A few days ago, the White House responded even more forcefully to the chorus of Democrats who say Biden is not doing enough to protect abortion rights following the overturn of Roe. White House communications director Kate Bedingfield declared that “Joe Biden’s goal in responding to Dobbs is not to satisfy some activists who have been consistently out of step with the mainstream of the Democratic Party”.

However, it seems these activists are not out of step with the mainstream of the American people. A new poll shows 6 in 10 Americans disapprove of the decision to overturn RoeEven a slim majority of people in states with abortion bans or restrictions feel the ruling went too far.

Executive orders “better than nothing. But not much”.

After much pressure from abortion activists, Biden signed a number of executive orders responding to the Roe decision. The orders are directed largely at Health and Human Services and the Justice Department, but contain little in the way of concrete action or policy.

Reporting from last week suggested that Biden had also rejected the idea of declaring a public health emergency that would unlock some powers and resources, deciding that it wouldn’t be worth it and would likely draw legal challenges. Likely in response to the backlash over this, the White House now says Biden is considering it.

Some weeks ago, progressive Democrats cheered Biden’s call to end the filibuster to codify abortion rights federally. However, he since seems to have backed off this idea. Progressive Democrats have also floated solutions such as packing the Supreme Court and allowing abortions on federal land in states where the procedure has been banned. The White House has to date shown little willingness to entertain any of these possibilities. Nor has it made any move to protect access to mail-order abortion pills or telehealth services that can prescribe them for women in red states.

While only 5% of Americans see abortion as the top national issue, it still ranks in the top five behind the economy (20%), inflation (15%), the state of democracy (11%), and guns (10%). But the frustrations with Biden’s response to abortion seem to echo broader frustrations on these other issues among the electorate.



Judge: Mexican cartel must pay $4.6 billion for 2019 murders of 9 US women and children

A federal judge in North Dakota has ruled that the Juarez cartel must pay $1.5 billion in restitution to the families of 9 women and children in 2019. The victims were members of a local Mormon commune and were American citizens. The judge found that members of the Juarez cartel murdered the three women and six children in retribution for their public criticism of the cartel. The two vehicles the families were travelling in were peppered with 100s of bullets and then set on fire.

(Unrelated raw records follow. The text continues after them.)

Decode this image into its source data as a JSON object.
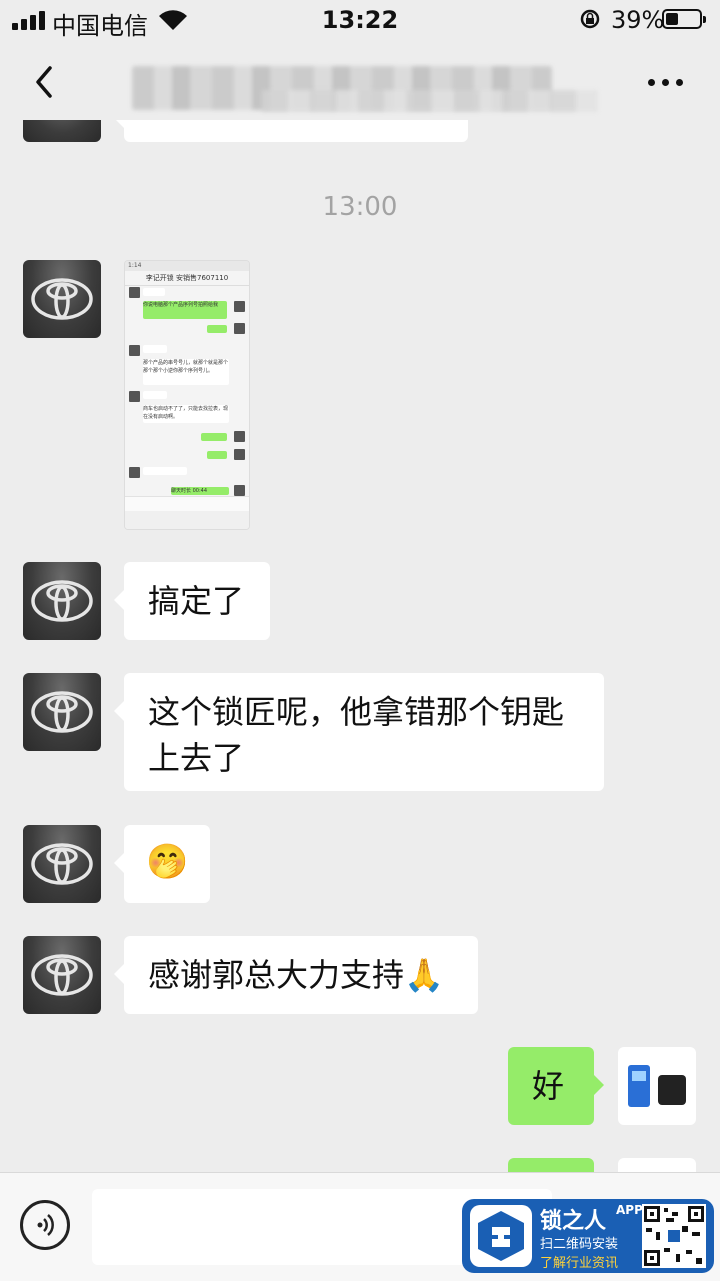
{
  "status": {
    "carrier": "中国电信",
    "time": "13:22",
    "battery": "39%",
    "battery_level": 0.39
  },
  "nav": {
    "back_icon": "chevron-left-icon",
    "more_icon": "more-dots-icon"
  },
  "messages": {
    "timestamp": "13:00",
    "shot": {
      "title": "李记开锁 安销售7607110",
      "rows": [
        "你说电脑那个产品序列号拍照给我",
        "有了",
        "那个产品的串号号儿，就那个就是那个那个那个小逆你那个序列号儿。",
        "商车也启动不了了，只能去找拉表，现在没有启动啊。",
        "有了号",
        "精蓉",
        "聊天时长 00:44"
      ]
    },
    "m1": "搞定了",
    "m2": "这个锁匠呢，他拿错那个钥匙上去了",
    "m3_emoji": "🤭",
    "m4": "感谢郭总大力支持🙏",
    "m5": "好"
  },
  "watermark": {
    "name": "锁之人",
    "app": "APP",
    "line1": "扫二维码安装",
    "line2": "了解行业资讯"
  }
}
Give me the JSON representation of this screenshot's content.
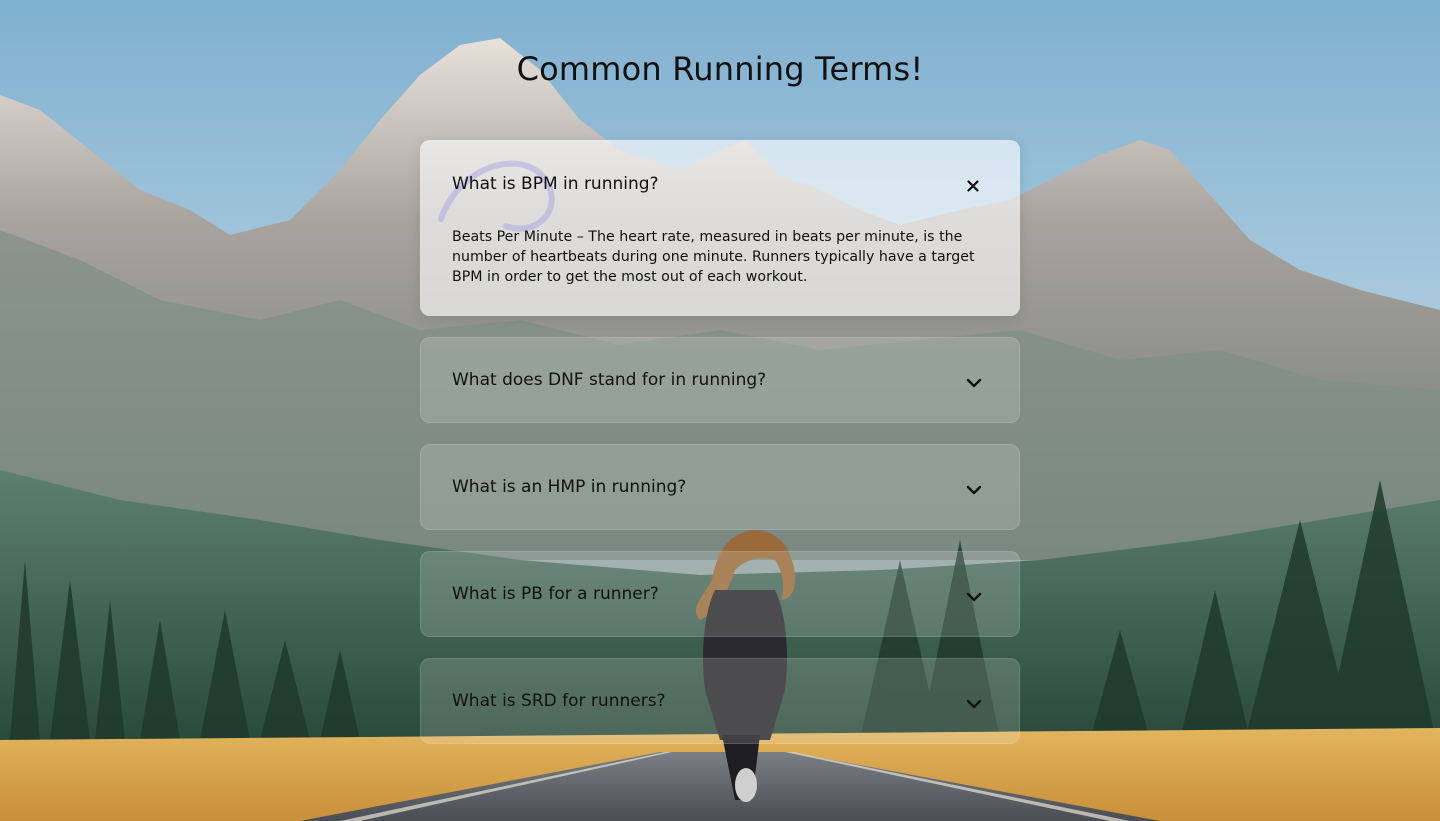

Under the federal Anti-Terrorism Act, the award will automatically triple to $4.6 billion. The federal government will also be able to freeze any cartel assets to enforce the judgment. However there seem to be few other mechanisms of enforcement. The husband of one of the murdered victims says “We went into a United States courtroom in North Dakota seeking some acknowledgement of and measure of justice for the trauma inflicted on our family and we received it”. 

The murders followed decades of tension and armed conflict between Mexico’s American-expat Mormon communities and the cartels.